También deja patente que ya no existe visto de solución para la reubicación de los miles de vendedores informales que todavía están esparcidos por casi todo el microcentro de la capital departamental, y que tarde o temprano tendrán el mismo destino que aquellos que quedaron sin puesto laboral con el plan de reordenamiento de la avenida Adrián Jara. El panorama cada vez está más enrarecido, y si continúa de esta manera, puede derivar en una impredecible consecuencia social.
Con el negociado, por parte de los grupos dominantes de la institución municipal, de la finca de las 9 hectáreas, ya no existe un predio donde puedan ser reubicados los vendedores de la vía pública. La valiosa propiedad, perteneciente a los mesiteros, pasó a engrosar las cuentas personales de los miembros del clan Z.
Los únicos que aún pueden tener esperanza de un mejor porvenir son los actuales mesiteros que ocupan el paseo central de la avenida Monseñor Rodríguez, en el tramo final antes de la aduana local, que serán beneficiarios con el proyecto de ordenamiento de la Tercera Etapa, ya que dicha obra será encarada y financiada por la Itaipú Binacional.

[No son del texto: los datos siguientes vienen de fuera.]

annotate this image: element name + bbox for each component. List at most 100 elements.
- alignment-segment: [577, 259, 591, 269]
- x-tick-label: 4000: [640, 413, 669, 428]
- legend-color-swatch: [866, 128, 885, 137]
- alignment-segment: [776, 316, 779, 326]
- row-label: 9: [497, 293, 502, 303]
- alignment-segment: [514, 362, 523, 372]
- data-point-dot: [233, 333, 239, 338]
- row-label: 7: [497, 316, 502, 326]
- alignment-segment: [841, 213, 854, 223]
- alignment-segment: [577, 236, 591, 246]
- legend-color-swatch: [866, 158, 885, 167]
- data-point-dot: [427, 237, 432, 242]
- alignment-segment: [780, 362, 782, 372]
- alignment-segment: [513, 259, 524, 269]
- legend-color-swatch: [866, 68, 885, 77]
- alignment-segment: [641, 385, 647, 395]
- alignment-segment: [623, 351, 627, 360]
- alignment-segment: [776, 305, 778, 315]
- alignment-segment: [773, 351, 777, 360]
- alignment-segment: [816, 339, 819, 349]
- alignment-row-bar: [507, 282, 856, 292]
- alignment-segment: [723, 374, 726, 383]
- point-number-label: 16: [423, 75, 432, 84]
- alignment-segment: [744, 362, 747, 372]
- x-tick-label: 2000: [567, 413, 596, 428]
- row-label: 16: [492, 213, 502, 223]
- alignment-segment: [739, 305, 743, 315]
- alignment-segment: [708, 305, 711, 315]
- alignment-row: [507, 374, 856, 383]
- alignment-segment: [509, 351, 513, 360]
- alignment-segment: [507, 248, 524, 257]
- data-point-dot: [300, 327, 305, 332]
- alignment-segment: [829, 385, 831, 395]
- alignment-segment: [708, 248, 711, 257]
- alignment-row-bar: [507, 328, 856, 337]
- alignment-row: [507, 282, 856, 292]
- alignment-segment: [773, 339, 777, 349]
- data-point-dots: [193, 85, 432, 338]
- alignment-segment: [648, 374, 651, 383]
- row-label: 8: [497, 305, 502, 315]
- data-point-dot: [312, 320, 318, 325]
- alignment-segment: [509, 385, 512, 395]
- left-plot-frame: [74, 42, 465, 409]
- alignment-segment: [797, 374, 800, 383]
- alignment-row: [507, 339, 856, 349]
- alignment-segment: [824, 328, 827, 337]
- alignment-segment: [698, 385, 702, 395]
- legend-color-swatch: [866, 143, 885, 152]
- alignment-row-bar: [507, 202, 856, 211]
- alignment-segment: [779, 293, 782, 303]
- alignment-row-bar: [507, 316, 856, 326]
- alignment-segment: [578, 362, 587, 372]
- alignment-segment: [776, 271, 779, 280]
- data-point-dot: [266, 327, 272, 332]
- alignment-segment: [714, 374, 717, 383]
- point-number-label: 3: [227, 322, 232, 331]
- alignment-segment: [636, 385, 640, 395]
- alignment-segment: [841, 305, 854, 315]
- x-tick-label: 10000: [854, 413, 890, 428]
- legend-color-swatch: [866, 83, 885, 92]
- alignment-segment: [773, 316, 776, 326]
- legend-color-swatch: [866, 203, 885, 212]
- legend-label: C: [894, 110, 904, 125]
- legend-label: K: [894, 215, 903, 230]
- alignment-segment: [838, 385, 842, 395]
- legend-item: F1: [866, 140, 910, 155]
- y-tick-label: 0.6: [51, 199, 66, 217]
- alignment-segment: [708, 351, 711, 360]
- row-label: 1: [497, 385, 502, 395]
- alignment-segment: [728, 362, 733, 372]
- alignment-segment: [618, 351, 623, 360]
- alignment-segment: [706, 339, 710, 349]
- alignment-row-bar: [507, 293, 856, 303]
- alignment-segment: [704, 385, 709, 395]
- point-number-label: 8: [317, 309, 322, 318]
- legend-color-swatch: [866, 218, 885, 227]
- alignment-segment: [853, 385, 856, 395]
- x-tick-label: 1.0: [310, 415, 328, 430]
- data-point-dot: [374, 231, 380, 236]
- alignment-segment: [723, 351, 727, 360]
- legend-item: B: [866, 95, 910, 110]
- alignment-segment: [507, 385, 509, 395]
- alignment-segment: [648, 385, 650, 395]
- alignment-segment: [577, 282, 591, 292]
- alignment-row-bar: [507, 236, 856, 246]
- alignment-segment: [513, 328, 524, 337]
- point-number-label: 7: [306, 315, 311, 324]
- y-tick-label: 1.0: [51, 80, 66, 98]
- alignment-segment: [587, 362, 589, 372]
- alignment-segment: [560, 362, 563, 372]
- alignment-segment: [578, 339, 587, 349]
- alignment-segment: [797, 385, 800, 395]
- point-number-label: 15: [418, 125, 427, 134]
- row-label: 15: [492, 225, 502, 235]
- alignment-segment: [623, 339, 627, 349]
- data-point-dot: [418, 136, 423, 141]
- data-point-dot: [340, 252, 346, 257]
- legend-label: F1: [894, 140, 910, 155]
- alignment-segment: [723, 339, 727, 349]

A los demás mesiteros excedentes, que cifran sus esperanzas en la municipalidad de Ciudad del Este,  el futuro no es halagador,  y les espera apenas de lo mismo que a estos 200 “desocupados”, según las expresiones de las autoridades locales, si pretenden reclamar sus derechos, una segura y pronta represión. Si no se hace justicia con el conflictivo predio, no queda otra, que las movilizaciones, para exigir el legítimo derecho que les corresponde a los hermanos trabajadores de la vía pública.